ПАМЯТНИК СЛАДКОГО ДЕТСТВА
Он был стар и слаб, и песок в часах его жизни почти истек. Он двигался неверными шагами вдоль одной из самых фешенебельных улиц Хаустона. Он оставил город двадцать лет тому назад, когда последний был немногим больше влачащей полунищее существование деревни, и теперь, устав странствовать по свету и полный мучительного желания поглядеть еще раз на места, где протекало его детство, он вернулся и нашел, что шумный деловой город вырос на месте дома его предков. Он тщетно искал какой-нибудь знакомый предмет, могущий напомнить ему минувшие дни. Все изменилось. Там, где стояла хижина его отца, высились стены стройного небоскреба; пустырь, где он играл ребенком, был застроен современными зданиями. По обе
@стороны расстилались великолепные лужайки, подбегавшие к роскошным особнякам.
Внезапно, с радостным криком, он бросился вперед с удвоенной энергией. Он увидел перед собой - нетронутый рукой человека и неизменимый временем - старый знакомый предмет, вокруг которого он бегал и играл ребенком. Он простер руки и кинулся к нему с глубоким вздохом удовлетворенности.
Позже его нашли спящим с тихой улыбкой на лице на старой мусорной куче посередине улицы - единственном памятнике его сладкого детства!
КОЕ-ЧТО ДЛЯ РЕБЕНОЧКА
Это всего только легкий диссонанс в радостной праздничной музыке. Минорная нотка под пальцами Рока, скользнувшими по клавишам, в то время, как рождественские славословия и песни наполняют весельем святочные дни.
Журналист из "Техасской Почты" стоял вчера в одном из крупнейших мануфактурных и галантерейных магазинов на Мейн-Стрит, наблюдая за толпой разодетых покупателей, главным образом, дам, рывшихся в предпраздничных безделушках и предметах для подарков.
Но вот маленькая, тоненькая, бледненькая девочка робко пролезла к прилавку сквозь осадившую его толпу. Она была в слишком холодном для рождества пальтишке, а ее сношенные башмачки были сплошь в заплатках.
Она оглядывалась с видом наполовину печальным, наполовину испуганным.
Приказчик заметил ее и подошел.
- Ну, чего тебе? - спросил он, пожалуй, слишком резко.
- Пожалуйста, сэр, - ответила тоненьким голоском девочка, - мама дала мне десять центов, чтобы купить кое-что для ребеночка.
- Кое-что для ребеночка, на десятицентовик? Рождественский подарок, а? А не находишь ли ты, что тебе лучше сбегать за угол, в игрушечный магазин? У нас этих вещей нету. Тебе нужно жестяную лошадку, или мячик, или паяца на веревочке, верно ведь?
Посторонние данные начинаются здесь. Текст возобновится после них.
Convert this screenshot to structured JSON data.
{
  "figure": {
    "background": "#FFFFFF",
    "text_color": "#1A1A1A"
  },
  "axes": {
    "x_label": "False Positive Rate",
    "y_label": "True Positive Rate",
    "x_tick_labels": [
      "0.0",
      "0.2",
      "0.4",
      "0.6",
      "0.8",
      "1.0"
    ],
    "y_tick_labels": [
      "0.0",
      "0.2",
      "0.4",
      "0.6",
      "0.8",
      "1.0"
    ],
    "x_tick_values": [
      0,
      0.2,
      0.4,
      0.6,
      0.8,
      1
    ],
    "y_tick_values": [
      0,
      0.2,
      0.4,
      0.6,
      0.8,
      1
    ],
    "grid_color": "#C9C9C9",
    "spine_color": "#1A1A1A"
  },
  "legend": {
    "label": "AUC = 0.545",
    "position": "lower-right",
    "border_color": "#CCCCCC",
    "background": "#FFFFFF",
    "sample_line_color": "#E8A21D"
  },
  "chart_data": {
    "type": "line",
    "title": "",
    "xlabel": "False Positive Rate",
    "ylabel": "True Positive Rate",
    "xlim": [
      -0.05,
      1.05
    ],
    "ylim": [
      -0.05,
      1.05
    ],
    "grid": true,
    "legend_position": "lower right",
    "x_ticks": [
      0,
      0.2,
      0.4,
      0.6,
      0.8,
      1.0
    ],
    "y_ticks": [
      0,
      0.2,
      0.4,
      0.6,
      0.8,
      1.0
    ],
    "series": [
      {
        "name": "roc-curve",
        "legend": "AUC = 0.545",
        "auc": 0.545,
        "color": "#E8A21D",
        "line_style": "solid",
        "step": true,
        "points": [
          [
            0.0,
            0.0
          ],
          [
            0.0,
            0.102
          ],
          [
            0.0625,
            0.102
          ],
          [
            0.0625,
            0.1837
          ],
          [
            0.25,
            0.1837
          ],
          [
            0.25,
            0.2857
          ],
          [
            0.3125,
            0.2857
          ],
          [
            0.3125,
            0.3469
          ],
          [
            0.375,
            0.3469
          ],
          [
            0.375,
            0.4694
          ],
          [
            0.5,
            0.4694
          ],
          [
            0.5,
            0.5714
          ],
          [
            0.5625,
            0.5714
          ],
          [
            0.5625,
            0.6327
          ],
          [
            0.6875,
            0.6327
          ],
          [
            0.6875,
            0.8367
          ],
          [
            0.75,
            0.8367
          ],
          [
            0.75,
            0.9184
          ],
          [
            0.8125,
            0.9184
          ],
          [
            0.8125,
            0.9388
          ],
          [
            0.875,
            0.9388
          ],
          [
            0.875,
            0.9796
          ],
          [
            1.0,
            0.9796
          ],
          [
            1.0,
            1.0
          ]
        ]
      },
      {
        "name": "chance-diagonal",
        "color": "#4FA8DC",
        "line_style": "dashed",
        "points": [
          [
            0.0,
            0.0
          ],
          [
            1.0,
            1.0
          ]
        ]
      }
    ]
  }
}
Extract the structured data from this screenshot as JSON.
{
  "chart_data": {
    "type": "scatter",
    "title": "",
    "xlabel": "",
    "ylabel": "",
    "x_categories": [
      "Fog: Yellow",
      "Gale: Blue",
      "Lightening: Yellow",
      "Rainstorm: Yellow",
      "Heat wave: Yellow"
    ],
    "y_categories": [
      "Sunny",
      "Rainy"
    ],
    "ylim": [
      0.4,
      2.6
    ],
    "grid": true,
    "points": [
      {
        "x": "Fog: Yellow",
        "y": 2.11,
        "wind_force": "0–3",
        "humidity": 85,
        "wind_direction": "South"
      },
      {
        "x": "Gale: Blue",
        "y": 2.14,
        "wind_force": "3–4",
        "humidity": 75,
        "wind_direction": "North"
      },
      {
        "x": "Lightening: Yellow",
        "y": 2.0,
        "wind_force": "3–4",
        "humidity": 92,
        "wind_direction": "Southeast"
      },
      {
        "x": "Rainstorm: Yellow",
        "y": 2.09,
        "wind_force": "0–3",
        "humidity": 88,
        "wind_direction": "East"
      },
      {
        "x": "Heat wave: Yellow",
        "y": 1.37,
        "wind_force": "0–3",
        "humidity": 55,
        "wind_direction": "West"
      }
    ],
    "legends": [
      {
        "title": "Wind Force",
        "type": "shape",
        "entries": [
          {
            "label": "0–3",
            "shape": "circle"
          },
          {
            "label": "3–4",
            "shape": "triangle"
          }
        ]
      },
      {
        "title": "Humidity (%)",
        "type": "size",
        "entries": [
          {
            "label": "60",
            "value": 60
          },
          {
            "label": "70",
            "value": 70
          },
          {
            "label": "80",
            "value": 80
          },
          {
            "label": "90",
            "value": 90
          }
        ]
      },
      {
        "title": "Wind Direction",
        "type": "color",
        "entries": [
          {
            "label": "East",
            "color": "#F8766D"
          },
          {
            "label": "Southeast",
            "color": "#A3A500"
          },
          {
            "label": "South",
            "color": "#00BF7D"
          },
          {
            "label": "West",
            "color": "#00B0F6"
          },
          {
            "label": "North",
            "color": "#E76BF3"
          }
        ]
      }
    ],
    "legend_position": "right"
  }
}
- Пожалуйста, сэр, мама сказала, чтобы я зашла сюда. Ребеночка уже нет с нами, сэр. Мама велела мне купить - на... десять... центов... крепа, сэр, пожалуйста!
СИЛА РЕПУТАЦИИ
В один из вечеров на прошлой неделе в Сан-Антонио, высокий торжественного вида господин в шелковом цилиндре вошел в бар при гостинице и остановился около камина, где уже сидели - куря и болтая - несколько человек. Толстяк, видевший, как он входил, справился у конторщика гостиницы, кто это такой. Конторщик назвал его имя, и толстяк последовал за незнакомцем в бар, бросая на него взгляды восторженного восхищения.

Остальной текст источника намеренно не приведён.